When I heard the top 15 or 20 songs that are playing right now, and I heard some of the lyrics, because it was an address to college students, and he was making a point about how every single lyric was about sex in some form or another.

I think I’m with you from what you said this morning about not going to the movies. So we don’t listen to modern music either. That’s you and me. Godfrey: And if we listen to — the first opera I went to I was an 8th grader.

I’d never been to the opera, I didn’t know anything about classical music particularly. And I went to the opera with my mother, my father didn’t want to go in San Francisco, and heard Tosca sung by Richard Tucker, who was the reigning tenor of his day, and I fell

In love with the opera that night as an 8th grader, because it was so glorious and beautiful. But — Response, Thomas: Of course, the lyrics aren’t any better, but they’re in German or Italian so — Godfrey (Continued): That’s the point I was going to make. Yeah, exactly. Yeah, yeah, yeah.

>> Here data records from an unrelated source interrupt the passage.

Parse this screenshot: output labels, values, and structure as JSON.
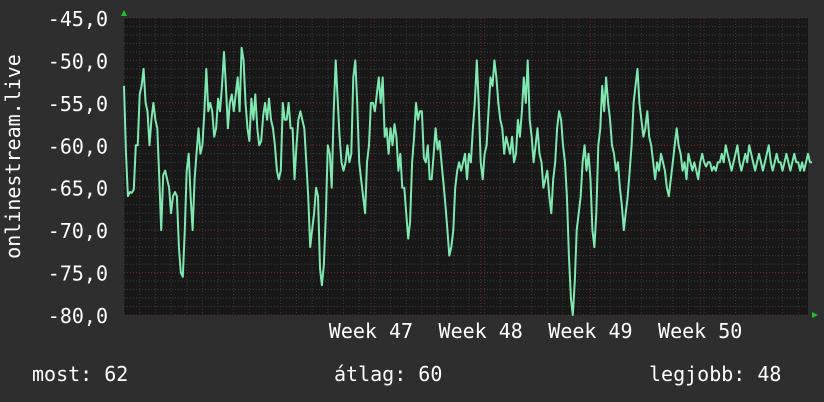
{
  "chart_data": {
    "type": "line",
    "ylabel": "onlinestream.live",
    "ylim": [
      -80,
      -45
    ],
    "yticks": [
      "-45,0",
      "-50,0",
      "-55,0",
      "-60,0",
      "-65,0",
      "-70,0",
      "-75,0",
      "-80,0"
    ],
    "ytick_values": [
      -45,
      -50,
      -55,
      -60,
      -65,
      -70,
      -75,
      -80
    ],
    "xticks": [
      "Week 47",
      "Week 48",
      "Week 49",
      "Week 50"
    ],
    "xtick_index": [
      126,
      182,
      238,
      294
    ],
    "x_count": 350,
    "grid": true,
    "series": [
      {
        "color": "#7ee8b0",
        "values": [
          -53,
          -61,
          -66,
          -65.5,
          -65.6,
          -65.2,
          -60,
          -60,
          -54,
          -53,
          -51,
          -55,
          -56,
          -60,
          -57,
          -55,
          -57,
          -58,
          -64,
          -70,
          -63.5,
          -63,
          -64,
          -65,
          -68,
          -66,
          -65.5,
          -66,
          -72,
          -75,
          -75.5,
          -70,
          -63,
          -61,
          -66,
          -70,
          -64,
          -61,
          -58,
          -61,
          -60,
          -56,
          -51,
          -56,
          -55,
          -56,
          -59,
          -58,
          -54.5,
          -56,
          -53,
          -49,
          -53,
          -58,
          -55,
          -54,
          -56,
          -54,
          -52,
          -56,
          -48.5,
          -50,
          -55,
          -58,
          -59.5,
          -54.5,
          -57,
          -54,
          -58,
          -60,
          -59.5,
          -56.5,
          -55,
          -57,
          -54.5,
          -57,
          -58,
          -60,
          -63,
          -64,
          -63,
          -55,
          -57,
          -57,
          -55,
          -58,
          -58,
          -64,
          -60,
          -57,
          -56,
          -57,
          -58,
          -62,
          -66,
          -72,
          -70,
          -68,
          -65,
          -66,
          -74.5,
          -76.5,
          -74,
          -68,
          -60,
          -61,
          -65,
          -56,
          -50,
          -54.5,
          -59,
          -62,
          -63,
          -62,
          -60,
          -62,
          -61,
          -52,
          -50,
          -55,
          -62,
          -64,
          -66,
          -68,
          -62,
          -60,
          -55,
          -55,
          -56,
          -54,
          -52,
          -55,
          -52,
          -59,
          -58,
          -61,
          -58,
          -60,
          -57.5,
          -59,
          -63,
          -61,
          -65,
          -65,
          -68,
          -71,
          -69,
          -62,
          -59,
          -55,
          -57,
          -56,
          -56,
          -61.5,
          -62,
          -60,
          -64,
          -64,
          -61,
          -58,
          -60.5,
          -59.5,
          -62,
          -64.5,
          -67,
          -70,
          -73,
          -72,
          -70,
          -65,
          -63,
          -62,
          -63,
          -62,
          -61,
          -64,
          -61,
          -62,
          -58,
          -55,
          -50,
          -55,
          -62,
          -64,
          -61,
          -60,
          -56,
          -52,
          -53,
          -50,
          -52,
          -55,
          -57,
          -58,
          -61,
          -59,
          -60,
          -61,
          -59,
          -62,
          -61,
          -57,
          -59,
          -56,
          -52,
          -55,
          -50,
          -57,
          -59,
          -62,
          -60,
          -58,
          -61,
          -62,
          -65,
          -64,
          -63,
          -66,
          -68,
          -64,
          -62,
          -58,
          -56,
          -57,
          -60,
          -62,
          -66,
          -73,
          -78,
          -80,
          -76,
          -70,
          -68,
          -66,
          -62,
          -60,
          -63,
          -61,
          -64,
          -70,
          -72,
          -68,
          -60,
          -58,
          -53,
          -56,
          -52,
          -55,
          -57,
          -60,
          -61,
          -63,
          -62,
          -65,
          -67,
          -70,
          -68,
          -66,
          -63,
          -60,
          -55,
          -53,
          -51,
          -55,
          -57,
          -59,
          -58,
          -56,
          -59,
          -60,
          -62,
          -64,
          -62,
          -63,
          -61,
          -62,
          -63,
          -65,
          -66,
          -64,
          -62,
          -60,
          -58,
          -60,
          -61,
          -63,
          -62,
          -64,
          -61,
          -62,
          -63,
          -62,
          -63,
          -64,
          -62,
          -61,
          -62,
          -62.5,
          -62,
          -62,
          -63,
          -62.5,
          -63,
          -62,
          -62,
          -61,
          -62,
          -60,
          -61,
          -62,
          -63,
          -62,
          -61,
          -60,
          -62,
          -63,
          -62,
          -61,
          -62,
          -60,
          -61,
          -62,
          -63,
          -62,
          -61,
          -62,
          -63,
          -62,
          -61,
          -60,
          -62,
          -63,
          -62,
          -61,
          -62,
          -62,
          -63,
          -62,
          -61,
          -62,
          -63,
          -62,
          -61,
          -62,
          -62,
          -63,
          -62,
          -63,
          -62,
          -61,
          -62,
          -62
        ]
      }
    ]
  },
  "footer": {
    "now": "most: 62",
    "avg": "átlag: 60",
    "best": "legjobb: 48"
  },
  "colors": {
    "background": "#2e2e2e",
    "plot_bg": "#181818",
    "grid_major": "#5a5a5a",
    "grid_red": "#6a2a2a",
    "line": "#7ee8b0",
    "arrow": "#1fbf2f"
  }
}
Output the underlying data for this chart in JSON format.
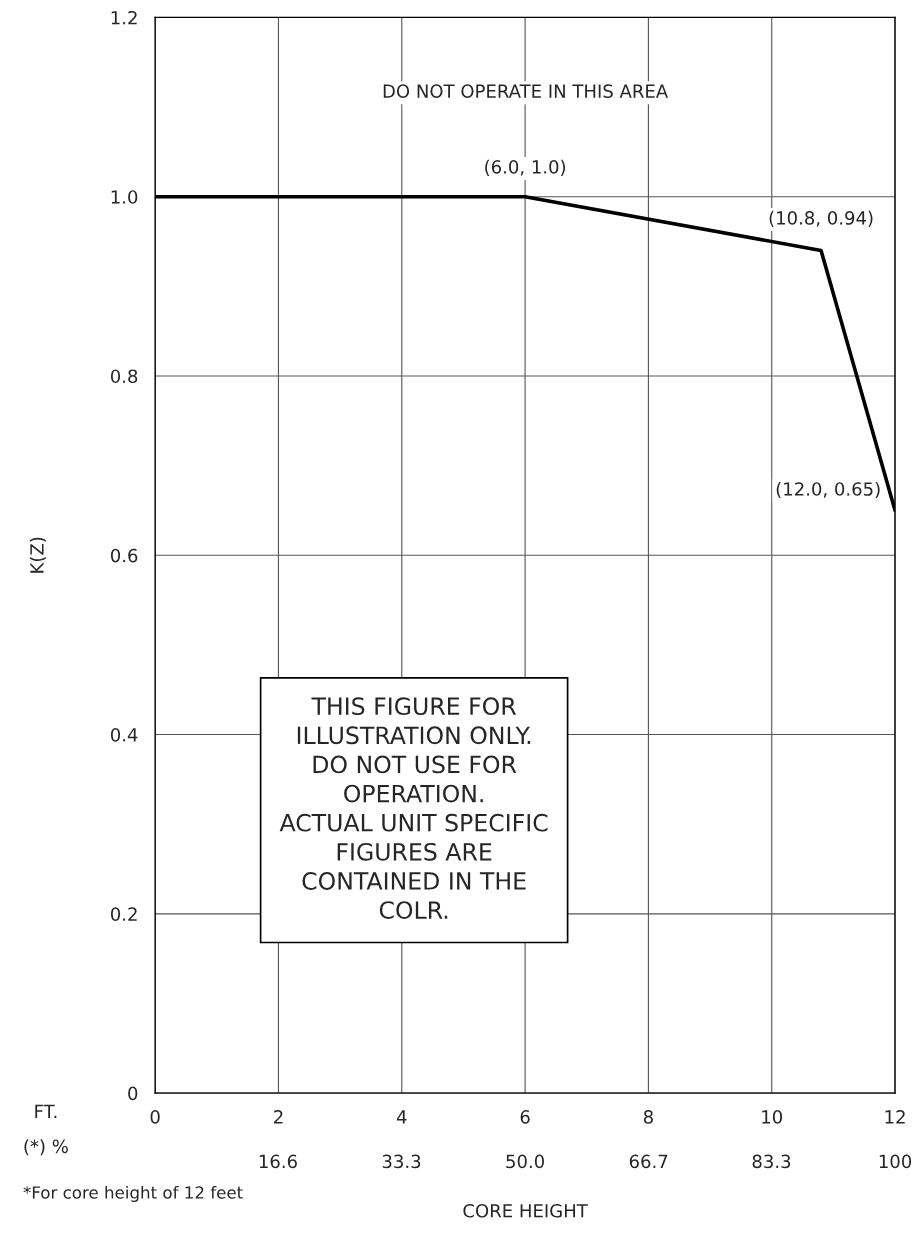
{
  "chart_data": {
    "type": "line",
    "x": [
      0,
      6,
      10.8,
      12
    ],
    "series": [
      {
        "color": "#000000",
        "values": [
          1.0,
          1.0,
          0.94,
          0.65
        ]
      }
    ],
    "xlim": [
      0,
      12
    ],
    "xticks": [
      0,
      2,
      4,
      6,
      8,
      10,
      12
    ],
    "x2lim": [
      0,
      100
    ],
    "x2ticks": [
      16.6,
      33.3,
      {
        "value": 50,
        "label": "50.0"
      },
      66.7,
      83.3,
      100
    ],
    "ylim": [
      0,
      1.2
    ],
    "yticks": [
      0,
      0.2,
      0.4,
      0.6,
      0.8,
      {
        "value": 1,
        "label": "1.0"
      },
      1.2
    ],
    "xlabel": "CORE HEIGHT",
    "ylabel": "K(Z)",
    "grid": true,
    "marker": "none",
    "line_style": "solid",
    "annotations": [
      {
        "text": "(6.0, 1.0)",
        "x": 6,
        "y": 1.0
      },
      {
        "text": "(10.8, 0.94)",
        "x": 10.8,
        "y": 0.94
      },
      {
        "text": "(12.0, 0.65)",
        "x": 12,
        "y": 0.65
      },
      "DO NOT OPERATE IN THIS AREA",
      "THIS FIGURE FOR\nILLUSTRATION ONLY.\nDO NOT USE FOR\nOPERATION.\nACTUAL UNIT SPECIFIC\nFIGURES ARE\nCONTAINED IN THE\nCOLR.",
      "FT.",
      "(*) %",
      "*For core height of 12 feet"
    ]
  }
}
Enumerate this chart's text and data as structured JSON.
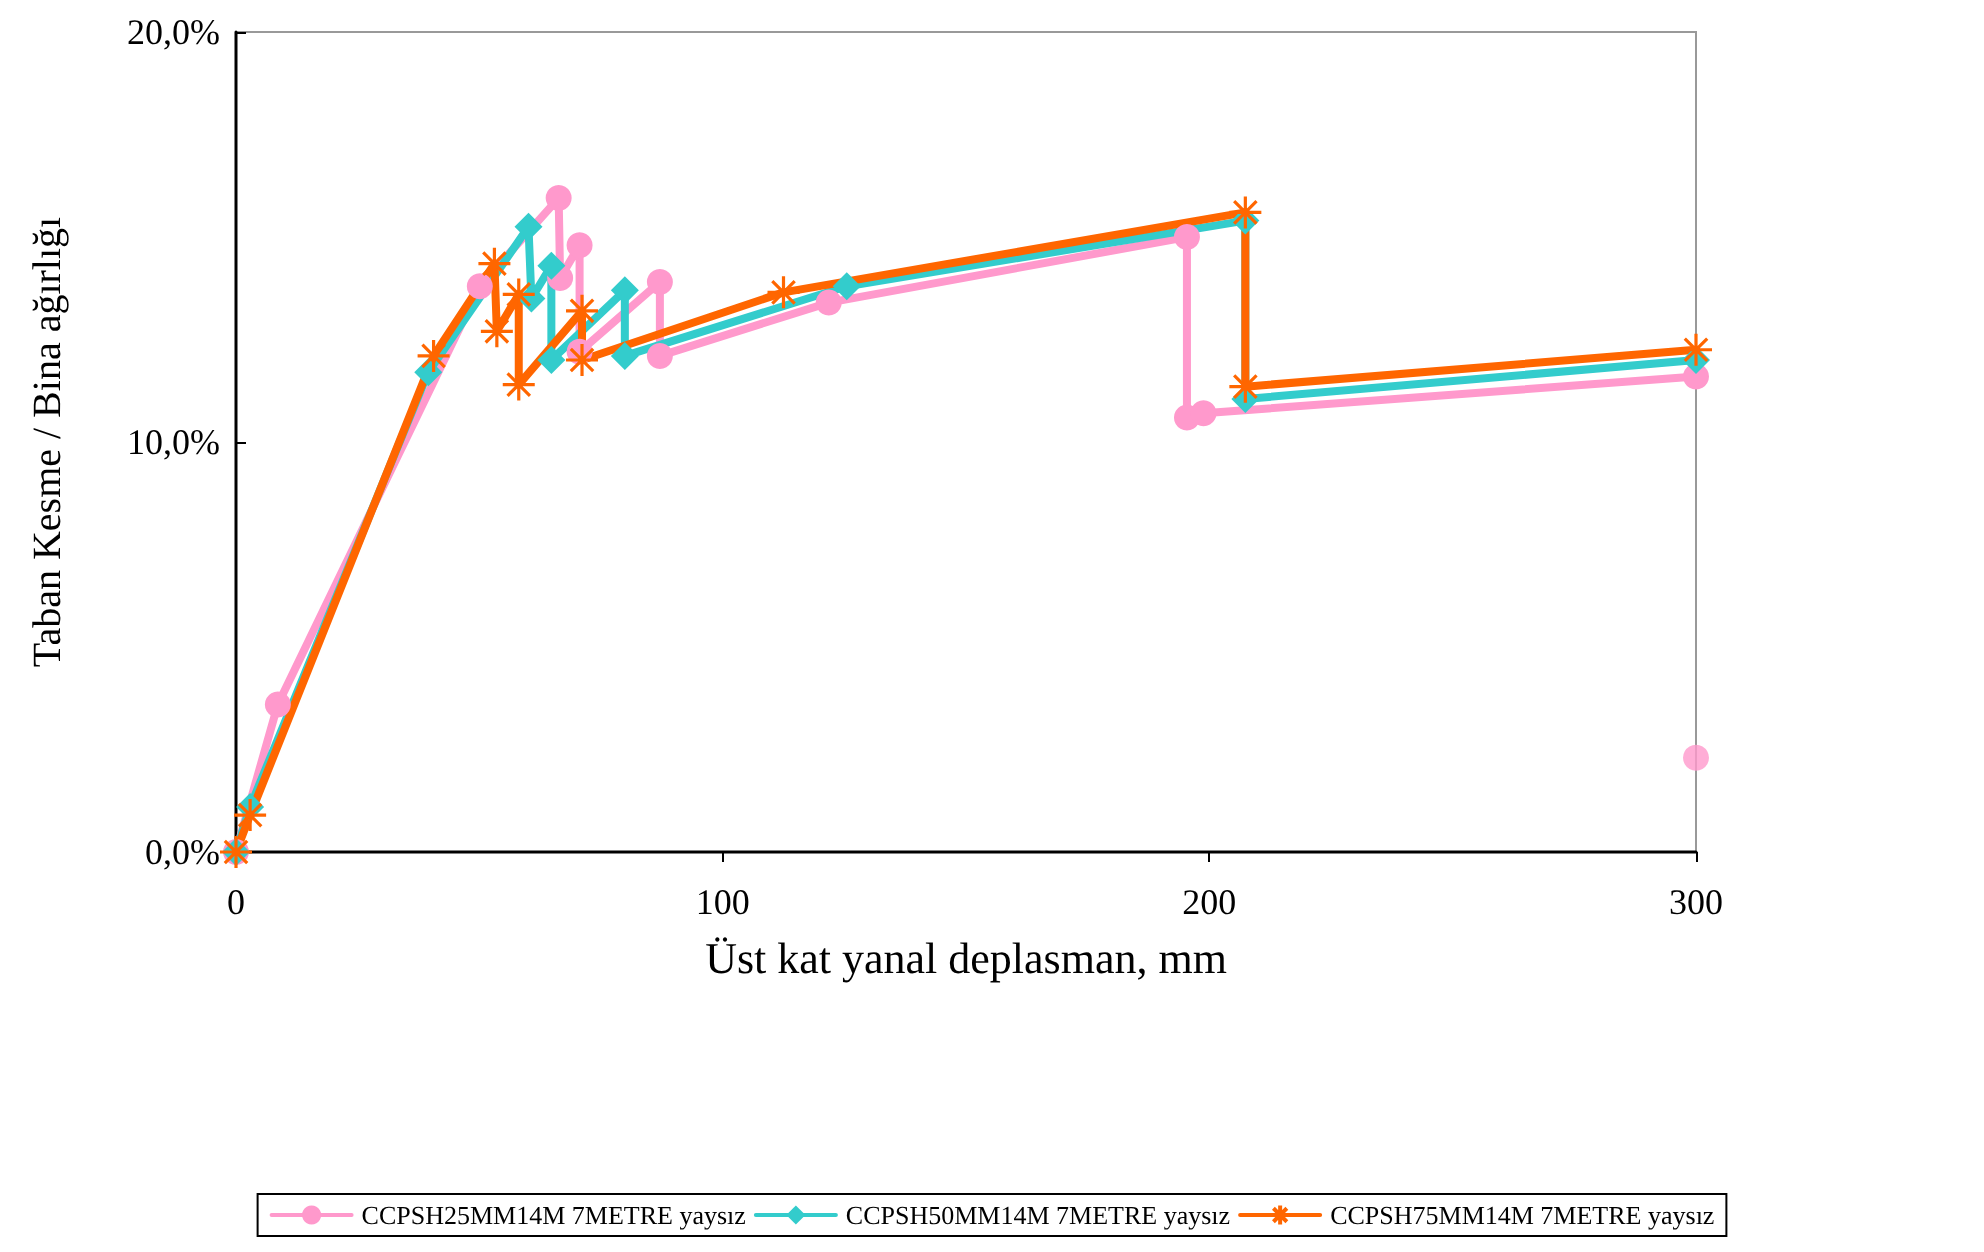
{
  "chart_data": {
    "type": "line",
    "xlabel": "Üst kat yanal deplasman, mm",
    "ylabel": "Taban Kesme / Bina ağırlığı",
    "xlim": [
      0,
      300
    ],
    "xticks": [
      0,
      100,
      200,
      300
    ],
    "ylim": [
      0,
      20
    ],
    "yticks": [
      {
        "value": 0,
        "label": "0,0%"
      },
      {
        "value": 10,
        "label": "10,0%"
      },
      {
        "value": 20,
        "label": "20,0%"
      }
    ],
    "grid": false,
    "legend": "bottom",
    "line_style": "solid",
    "series": [
      {
        "name": "CCPSH25MM14M 7METRE yaysız",
        "color": "#ff99cc",
        "marker": "circle",
        "x": [
          0,
          8.6,
          50.1,
          66.3,
          66.6,
          70.6,
          70.6,
          87.1,
          87.1,
          121.8,
          195.4,
          195.4,
          198.8,
          300
        ],
        "values": [
          0,
          3.6,
          13.8,
          15.95,
          14.0,
          14.8,
          12.2,
          13.9,
          12.1,
          13.4,
          15.0,
          10.6,
          10.7,
          11.6
        ]
      },
      {
        "type": "scatter",
        "color": "#ff99cc",
        "marker": "circle",
        "x": [
          300
        ],
        "values": [
          2.3
        ]
      },
      {
        "name": "CCPSH50MM14M 7METRE yaysız",
        "color": "#33cccc",
        "marker": "diamond",
        "x": [
          0,
          2.9,
          39.5,
          60.1,
          60.7,
          64.8,
          64.8,
          79.9,
          79.9,
          125.5,
          207.4,
          207.4,
          300
        ],
        "values": [
          0,
          1.1,
          11.7,
          15.25,
          13.5,
          14.3,
          12.0,
          13.7,
          12.1,
          13.8,
          15.4,
          11.05,
          12.0
        ]
      },
      {
        "name": "CCPSH75MM14M 7METRE yaysız",
        "color": "#ff6600",
        "marker": "cross",
        "x": [
          0,
          2.9,
          40.6,
          53.1,
          53.6,
          58.1,
          58.1,
          71.1,
          71.1,
          112.5,
          207.4,
          207.4,
          300
        ],
        "values": [
          0,
          0.9,
          12.1,
          14.35,
          12.7,
          13.6,
          11.4,
          13.2,
          12.0,
          13.65,
          15.6,
          11.35,
          12.25
        ]
      }
    ]
  }
}
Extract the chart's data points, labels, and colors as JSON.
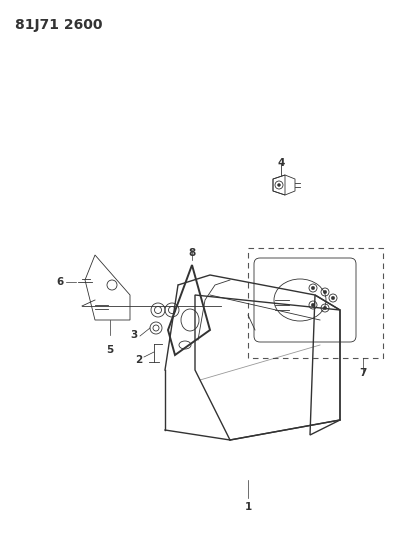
{
  "title": "81J71 2600",
  "bg_color": "#ffffff",
  "line_color": "#333333",
  "title_fontsize": 10,
  "label_fontsize": 7.5,
  "fig_w": 3.98,
  "fig_h": 5.33,
  "dpi": 100
}
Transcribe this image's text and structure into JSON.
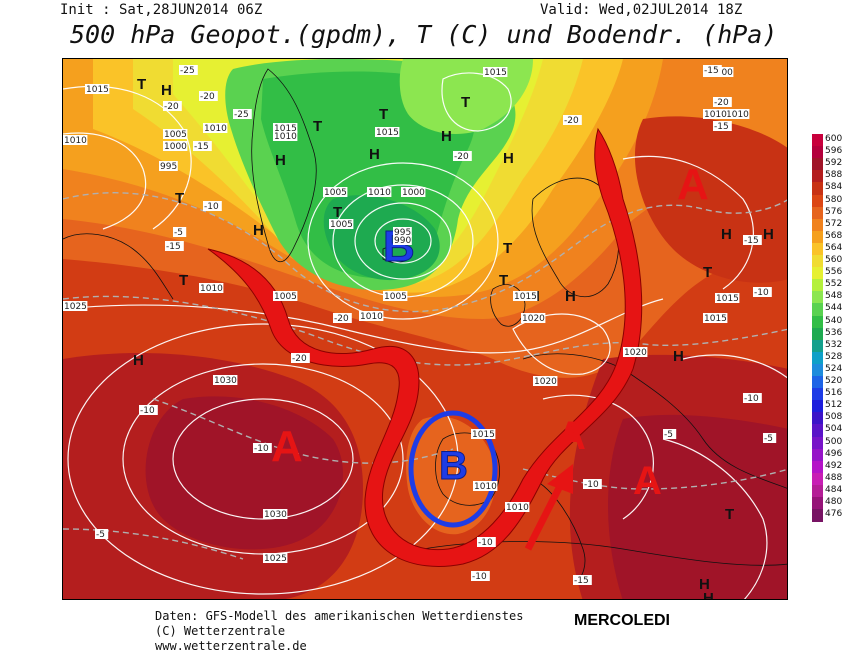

I saw a cartoon in the New Yorker recently that said, you know, all of these opera plots really need to be sent to a therapist, and there’s a lot to be said for that. Thomas: Like country music. Godfrey: Like country music.

Nichols: You know, we’re spending a lot of time on this question but I think it’s an important one. As I think about this question, I think it’s the broader — maybe behind it is the broader question of the Christian’s relationship to culture.

We think of music as a particular way maybe to get at our entertainment or what we hear or listen to. We’re not left without a guide. Certainly, as we think about what it means to be a Christian, how we live in the world, we have certainly biblical principles to guide us.

We think about Paul speaking of whatever is excellent, whatever has virtue. We should be thinking on these things. But here’s something I think is especially true of us as Americans. We tend to think about these kind of decisions in ethical categories only without thinking in terms of aesthetic categories.

So, we think of truth and goodness and justice. We tend to do that pretty well. We don’t always think of the beautiful and how we spend our leisure time honoring God, honoring the Creator of beauty, in terms of thinking about aesthetics.

Whether it’s what we listen to or read or watch, to think of those categories, and maybe that can help us as Christians, and we think about these things that we devote our time and our energy to, and our leisure time.